The dictionary does "common prefix search" for the text 説明.

If we do the same for ラッスンゴレライ , it still returns something, as the word is in the dictionary.

>>> [tokenizer_obj._lexicon.get_word_info(word_id).__dict__ 
        for (word_id, length) 
        in tokenizer_obj._lexicon.lookup("ラッスンゴレライ".encode("utf-8"), 0)]

[{'surface': 'ラ',
  'head_word_length': 3,
  'pos_id': 66,
  'normalized_form': '等',
  'dictionary_form_word_id': -1,
  'dictionary_form': 'ラ',
  'reading_form': 'ラ',
  'a_unit_split': [],
  'b_unit_split': [],
  'word_structure': []}]

(Well, you can check if any of the entries returned by the dictionary has length exactly the same as your input, to see if it's a "prefix" or a "whole text" ...)

If you want to know if a given text is an "unknown word" in an intuitive sense, you want to do tokenization to analyze the text.

sorami commented 4 years ago

Okay, there's an exact_match_search method in the Double Array Trie implementation we use (rixwew/darts-clone-python) for the lexicon (dictionary).

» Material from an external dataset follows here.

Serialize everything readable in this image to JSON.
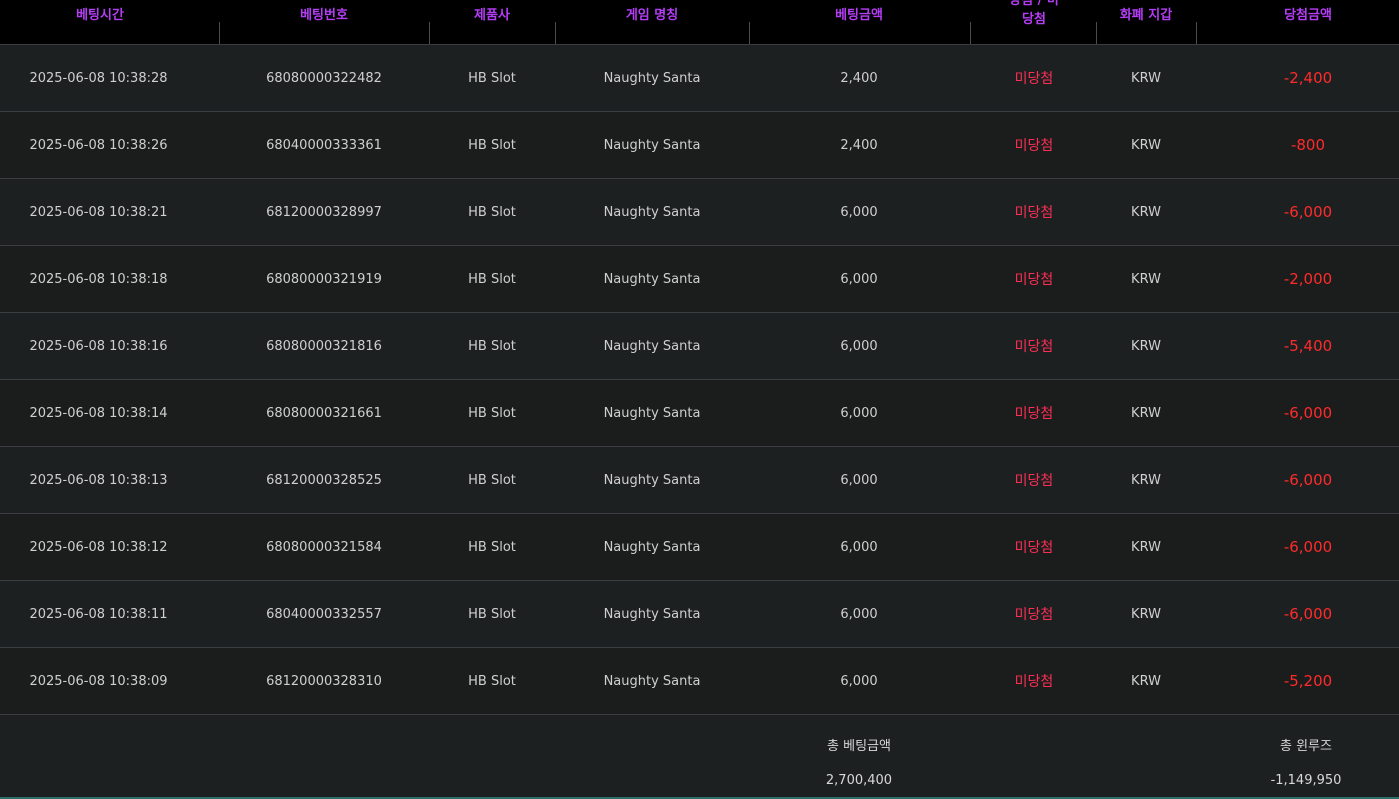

If you really want to check if a particular word is in the dictionary or not, you can do something like this;

>>> tokenizer_obj._lexicon.lexicons[0].trie.exact_match_search("説明".encode("utf-8"))                                                                                                                        
(12650852, 6)

>>> tokenizer_obj._lexicon.lexicons[0].trie.exact_match_search("ラッスンゴレライ".encode("utf-8"))                                                                                                            
(-1, 0)

The exact_match_search method will return (-1, 0) (word ID = -1, length = 0) if it cannot find the exact match in the dictionary.

fullflu commented 4 years ago

The exact_match_search method will return (-1, 0) (word ID = -1, length = 0) if it cannot find the exact match in the dictionary.

Awesome!! The method would also be helpful to me. I would be happy if you could add the description of detecting unknown words to the document in the future.

Thank you!